Зловещая резкость, с которой оборвалась эта затея в феврале 1953 года, внезапность запрета публикации, обескураженные и виноватые физиономии правдистов — вчерашних энтузиастов «спасительной акции», говорили о том, что остужающий и сердитый окрик раздался с самого верха. Сталин не принял привычного подарка, изъявления любви и верности на крови очередных «врагов народа». Не для того задумывалось широкомасштабное наступление: не для того дольше трех лет велось особое наблюдение за ЕАК, прихлопнуть который следовало уже в 1945 году, по минованию военной надобности: не для того шаг за шагом суживали сферу жизнедеятельности еврейской культуры; не с тем вздыбили страну на борьбу против низкопоклонства перед «прогнившим» Западом, чтобы и на этот раз позволить коварному врагу, брошенному на ковер, спастись испытанным приемом: сдать правосудию кучку «предателей» и громко прокричать о своей преданности советской власти. Дожать надо, дожать, притиснуть к ковру и вторую лопатку…
Братство народов обойдется без них. Целые народы по приказу вождя изгонялись в сибирское и среднеазиатское рассеяние, а в стране не убывало ни братства, ни громких од Сталину. А евреи, полагал он, эти «этнические группы», этот разноликий малый народец, быстро применяющийся к обстоятельствам, жизнью отученный от языка предков, — это не строительный материал истории, а некое вкрапление, нечто непрочное, межеумочное, но при малейшем над ним насилии, при отрицательном энергетическом заряде становящееся опасным для всякого простодушного, доверчивого общества.
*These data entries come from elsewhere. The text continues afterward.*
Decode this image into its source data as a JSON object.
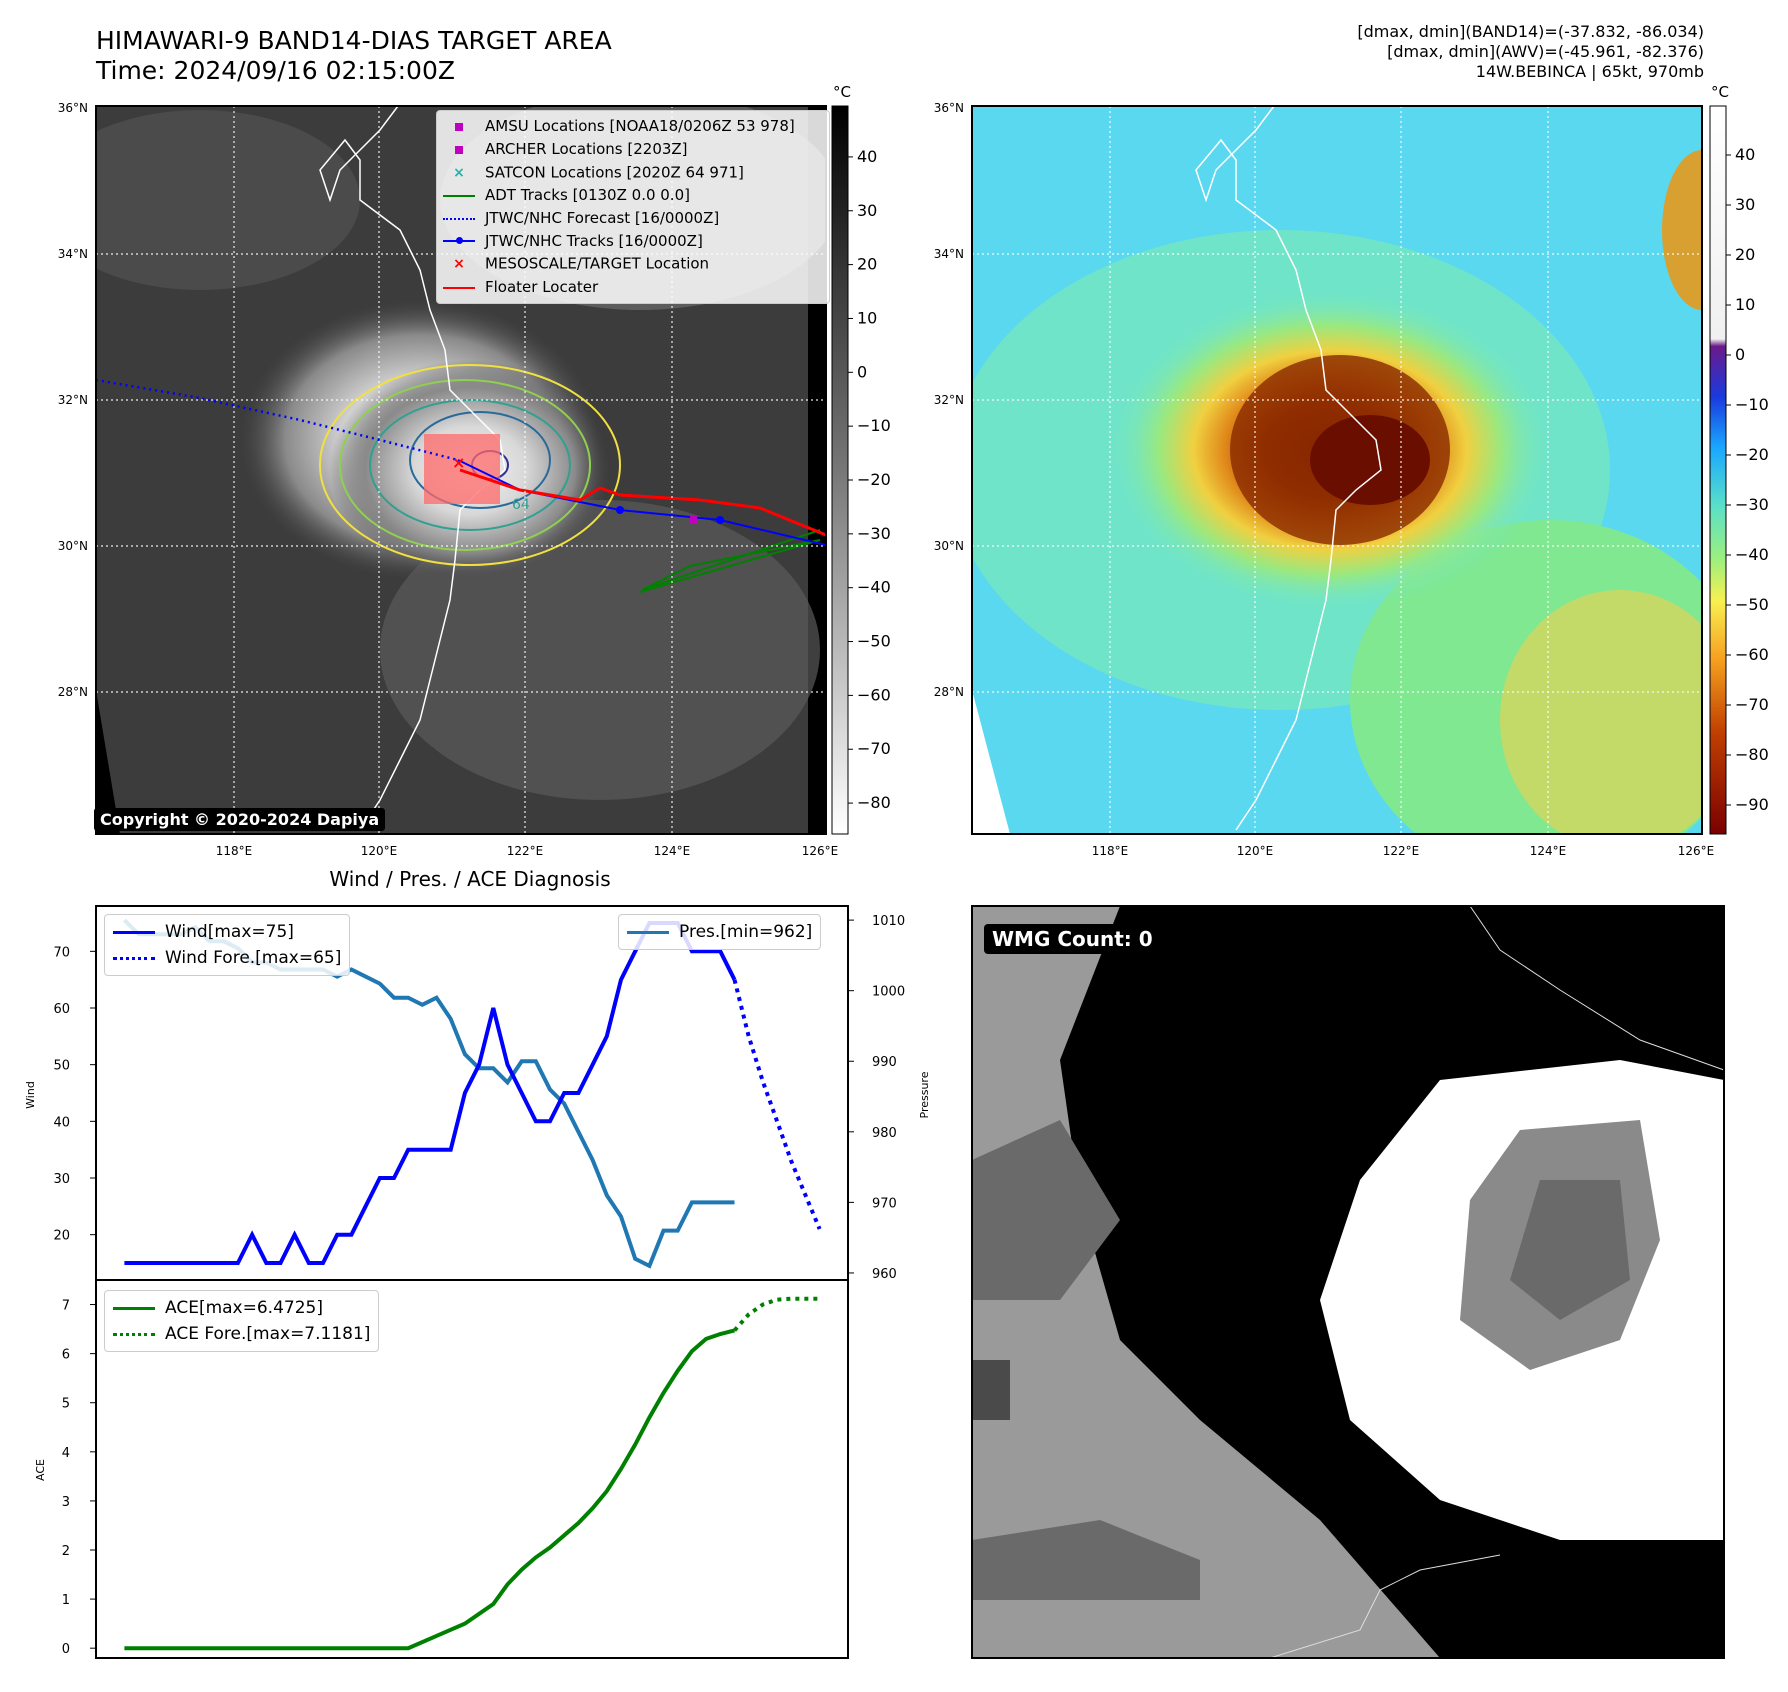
{
  "header": {
    "title_line1": "HIMAWARI-9 BAND14-DIAS TARGET AREA",
    "title_line2": "Time: 2024/09/16 02:15:00Z",
    "info_line1": "[dmax, dmin](BAND14)=(-37.832, -86.034)",
    "info_line2": "[dmax, dmin](AWV)=(-45.961, -82.376)",
    "info_line3": "14W.BEBINCA | 65kt, 970mb"
  },
  "map": {
    "lon_ticks": [
      "118°E",
      "120°E",
      "122°E",
      "124°E",
      "126°E"
    ],
    "lat_ticks": [
      "36°N",
      "34°N",
      "32°N",
      "30°N",
      "28°N"
    ],
    "copyright": "Copyright © 2020-2024 Dapiya",
    "contour_label": "64",
    "legend": [
      {
        "label": "AMSU Locations [NOAA18/0206Z 53 978]",
        "color": "#c000c0",
        "marker": "square"
      },
      {
        "label": "ARCHER Locations [2203Z]",
        "color": "#c000c0",
        "marker": "square"
      },
      {
        "label": "SATCON Locations [2020Z 64 971]",
        "color": "#20b2aa",
        "marker": "x"
      },
      {
        "label": "ADT Tracks [0130Z 0.0 0.0]",
        "color": "#008000",
        "marker": "line"
      },
      {
        "label": "JTWC/NHC Forecast [16/0000Z]",
        "color": "#0000ff",
        "marker": "dotted"
      },
      {
        "label": "JTWC/NHC Tracks [16/0000Z]",
        "color": "#0000ff",
        "marker": "line-dot"
      },
      {
        "label": "MESOSCALE/TARGET Location",
        "color": "#ff0000",
        "marker": "x"
      },
      {
        "label": "Floater Locater",
        "color": "#ff0000",
        "marker": "line"
      }
    ]
  },
  "colorbar_left": {
    "unit": "°C",
    "ticks": [
      "40",
      "30",
      "20",
      "10",
      "0",
      "−10",
      "−20",
      "−30",
      "−40",
      "−50",
      "−60",
      "−70",
      "−80"
    ]
  },
  "colorbar_right": {
    "unit": "°C",
    "ticks": [
      "40",
      "30",
      "20",
      "10",
      "0",
      "−10",
      "−20",
      "−30",
      "−40",
      "−50",
      "−60",
      "−70",
      "−80",
      "−90"
    ]
  },
  "wmg": {
    "label": "WMG Count: 0"
  },
  "chart_data": [
    {
      "type": "line",
      "title": "Wind / Pres. / ACE Diagnosis",
      "ylabel": "Wind",
      "ylabel_right": "Pressure",
      "ylim": [
        12,
        78
      ],
      "ylim_right": [
        959,
        1012
      ],
      "yticks": [
        20,
        30,
        40,
        50,
        60,
        70
      ],
      "yticks_right": [
        960,
        970,
        980,
        990,
        1000,
        1010
      ],
      "legend_left": [
        "Wind[max=75]",
        "Wind Fore.[max=65]"
      ],
      "legend_right": [
        "Pres.[min=962]"
      ],
      "series": [
        {
          "name": "Wind[max=75]",
          "axis": "left",
          "color": "#0000ff",
          "style": "solid",
          "x": [
            0,
            1,
            2,
            3,
            4,
            5,
            6,
            7,
            8,
            9,
            10,
            11,
            12,
            13,
            14,
            15,
            16,
            17,
            18,
            19,
            20,
            21,
            22,
            23,
            24,
            25,
            26,
            27,
            28,
            29,
            30,
            31,
            32,
            33,
            34,
            35,
            36,
            37,
            38,
            39,
            40,
            41,
            42,
            43
          ],
          "values": [
            15,
            15,
            15,
            15,
            15,
            15,
            15,
            15,
            15,
            20,
            15,
            15,
            20,
            15,
            15,
            20,
            20,
            25,
            30,
            30,
            35,
            35,
            35,
            35,
            45,
            50,
            60,
            50,
            45,
            40,
            40,
            45,
            45,
            50,
            55,
            65,
            70,
            75,
            75,
            75,
            70,
            70,
            70,
            65
          ]
        },
        {
          "name": "Wind Fore.[max=65]",
          "axis": "left",
          "color": "#0000ff",
          "style": "dotted",
          "x": [
            43,
            44,
            45,
            46,
            47,
            48,
            49
          ],
          "values": [
            65,
            55,
            47,
            40,
            33,
            27,
            21
          ]
        },
        {
          "name": "Pres.[min=962]",
          "axis": "right",
          "color": "#1f77b4",
          "style": "solid",
          "x": [
            0,
            1,
            2,
            3,
            4,
            5,
            6,
            7,
            8,
            9,
            10,
            11,
            12,
            13,
            14,
            15,
            16,
            17,
            18,
            19,
            20,
            21,
            22,
            23,
            24,
            25,
            26,
            27,
            28,
            29,
            30,
            31,
            32,
            33,
            34,
            35,
            36,
            37,
            38,
            39,
            40,
            41,
            42,
            43
          ],
          "values": [
            1010,
            1008,
            1008,
            1008,
            1008,
            1009,
            1007,
            1007,
            1006,
            1004,
            1004,
            1003,
            1003,
            1003,
            1003,
            1002,
            1003,
            1002,
            1001,
            999,
            999,
            998,
            999,
            996,
            991,
            989,
            989,
            987,
            990,
            990,
            986,
            984,
            980,
            976,
            971,
            968,
            962,
            961,
            966,
            966,
            970,
            970,
            970,
            970
          ]
        },
        {
          "name": "ACE[max=6.4725]",
          "axis": "ace",
          "color": "#008000",
          "style": "solid",
          "x": [
            0,
            20,
            22,
            24,
            26,
            27,
            28,
            29,
            30,
            31,
            32,
            33,
            34,
            35,
            36,
            37,
            38,
            39,
            40,
            41,
            42,
            43
          ],
          "values": [
            0,
            0,
            0.25,
            0.5,
            0.9,
            1.3,
            1.6,
            1.85,
            2.05,
            2.3,
            2.55,
            2.85,
            3.2,
            3.65,
            4.15,
            4.7,
            5.2,
            5.65,
            6.05,
            6.3,
            6.4,
            6.4725
          ]
        },
        {
          "name": "ACE Fore.[max=7.1181]",
          "axis": "ace",
          "color": "#008000",
          "style": "dotted",
          "x": [
            43,
            44,
            45,
            46,
            47,
            48,
            49
          ],
          "values": [
            6.4725,
            6.8,
            7.0,
            7.1,
            7.1181,
            7.1181,
            7.1181
          ]
        }
      ],
      "ace_ylabel": "ACE",
      "ace_ylim": [
        -0.2,
        7.5
      ],
      "ace_yticks": [
        0,
        1,
        2,
        3,
        4,
        5,
        6,
        7
      ],
      "ace_legend": [
        "ACE[max=6.4725]",
        "ACE Fore.[max=7.1181]"
      ]
    }
  ]
}
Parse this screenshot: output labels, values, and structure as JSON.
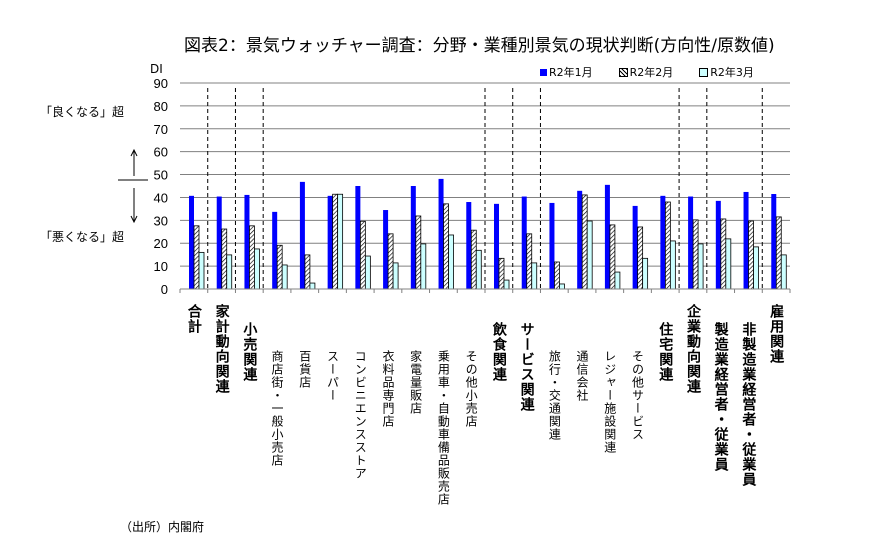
{
  "chart_data": {
    "type": "bar",
    "title": "図表2：景気ウォッチャー調査：分野・業種別景気の現状判断(方向性/原数値)",
    "ylabel": "DI",
    "ylim": [
      0,
      90
    ],
    "yticks": [
      0,
      10,
      20,
      30,
      40,
      50,
      60,
      70,
      80,
      90
    ],
    "grid": true,
    "legend_position": "top-right",
    "categories": [
      {
        "label": "合計",
        "level": 0
      },
      {
        "label": "家計動向関連",
        "level": 0
      },
      {
        "label": "小売関連",
        "level": 1
      },
      {
        "label": "商店街・一般小売店",
        "level": 2
      },
      {
        "label": "百貨店",
        "level": 2
      },
      {
        "label": "スーパー",
        "level": 2
      },
      {
        "label": "コンビニエンスストア",
        "level": 2
      },
      {
        "label": "衣料品専門店",
        "level": 2
      },
      {
        "label": "家電量販店",
        "level": 2
      },
      {
        "label": "乗用車・自動車備品販売店",
        "level": 2
      },
      {
        "label": "その他小売店",
        "level": 2
      },
      {
        "label": "飲食関連",
        "level": 1
      },
      {
        "label": "サービス関連",
        "level": 1
      },
      {
        "label": "旅行・交通関連",
        "level": 2
      },
      {
        "label": "通信会社",
        "level": 2
      },
      {
        "label": "レジャー施設関連",
        "level": 2
      },
      {
        "label": "その他サービス",
        "level": 2
      },
      {
        "label": "住宅関連",
        "level": 1
      },
      {
        "label": "企業動向関連",
        "level": 0
      },
      {
        "label": "製造業経営者・従業員",
        "level": 1
      },
      {
        "label": "非製造業経営者・従業員",
        "level": 1
      },
      {
        "label": "雇用関連",
        "level": 0
      }
    ],
    "group_separators_after": [
      0,
      1,
      2,
      10,
      11,
      12,
      17,
      18,
      20
    ],
    "series": [
      {
        "name": "R2年1月",
        "color": "#0000ff",
        "pattern": "solid",
        "values": [
          40.7,
          40.4,
          41.1,
          33.7,
          46.8,
          40.7,
          45.0,
          34.5,
          45.0,
          48.1,
          38.0,
          37.2,
          40.4,
          37.6,
          42.9,
          45.5,
          36.3,
          40.7,
          40.4,
          38.5,
          42.4,
          41.5
        ]
      },
      {
        "name": "R2年2月",
        "color": "#ffffff",
        "pattern": "hatched",
        "values": [
          27.6,
          26.2,
          27.6,
          19.1,
          14.9,
          41.4,
          29.6,
          24.1,
          31.9,
          37.2,
          25.7,
          13.4,
          24.1,
          11.8,
          41.1,
          28.0,
          27.1,
          38.0,
          30.2,
          30.6,
          29.7,
          31.5
        ]
      },
      {
        "name": "R2年3月",
        "color": "#ccffff",
        "pattern": "solid",
        "values": [
          16.0,
          14.9,
          17.5,
          10.5,
          2.6,
          41.4,
          14.4,
          11.4,
          19.7,
          23.6,
          16.9,
          3.9,
          11.4,
          2.2,
          29.7,
          7.4,
          13.4,
          21.0,
          19.7,
          21.9,
          18.4,
          14.9
        ]
      }
    ]
  },
  "annotations": {
    "better": "「良くなる」超",
    "worse": "「悪くなる」超",
    "source": "（出所）内閣府"
  }
}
Как досаждали ему кривые ухмылки, недоброе перешептывание за его спиной, когда он еще в должности наркомнаца стал распоряжаться судьбами народов Кавказа и Средней Азии, а те «старики» из рядов ленинской гвардии не признавали в нем теоретика-марксиста. Где они теперь, эти умники, говоруны, любители отсиживаться в эмиграции, знатоки мировой дипломатии и европейский языков? Едва ли эти языки понадобились им в камерах Суздальского и Верхне-Уральского политизоляторов.
Какое-то время он попустил этим скрытым, притихшим бундовцам, националистам, радевшим о еврейских школах, газетах и книгах. Не то чтобы вовсе сиял удавку с их шеи — он расправлялся с ними наравне с сынами и дочерьми других народов страны в целях регулярного уничтожения если не вполне вольной мысли — от этого, слава Богу, отучены! — то от всякой мысли или таланта, не поторопившихся отречься, откреститься от своей национальной самобытности. Иные грузины, те, кто имел привилегию доверительного с ним разговора, бывало, пеняли ему: зачем так беспощадно уничтожаются грузинские интеллигенты? А он вяло, с ленивой ухмылкой уверял их, что у страха глаза велики, нисколько не лучше обстоит дело в Ереване и Киеве, в Минске, в Уфе или Казани. Евреев он в этой связи не вспоминал: без своей столицы и государственности они не нация, их потери проходят по чужим амбарным книгам, но между тем госбезопасность не дремлет, там уже давно трудится и группа по борьбе с сионизмом.
Государственности у евреев в Советском Союзе не прибавилось. Опасаться Биробиджана нет нужды: как некий полигон, лаборатория, он, судя по всему, подтверждал неодолимость ассимиляции даже в условиях допущенной властями национальной автономии. Место для автономной области назначили с умом, в Приамурье, на государственной границе, при малейшей нужде можно будет толкнуть эту автономию на тысячи километров севернее, убрать с потерями, но без шума, как в 30-е годы убрали с берегов Амура корейцев.
После войны возникла новая реальность — государство Израиль. Сталин поспешил признать его, и не только в пику Черчиллю, но также из предусмотрительности: в будущих конфликтах на Ближнем Востоке, ни у кого не вызывавших сомнения, лучше поначалу иметь репутацию страны, дружески расположенной к новому государству. Едва ли будущее этого государства виделось Сталину менее «курьезным», чем давние претензии Бунда на национально-культурную автономию. Злобная, с оттенком истерии реакция Сталина на исход арабо-израильской войны сразу же обнаружила его истинные симпатии и намерения.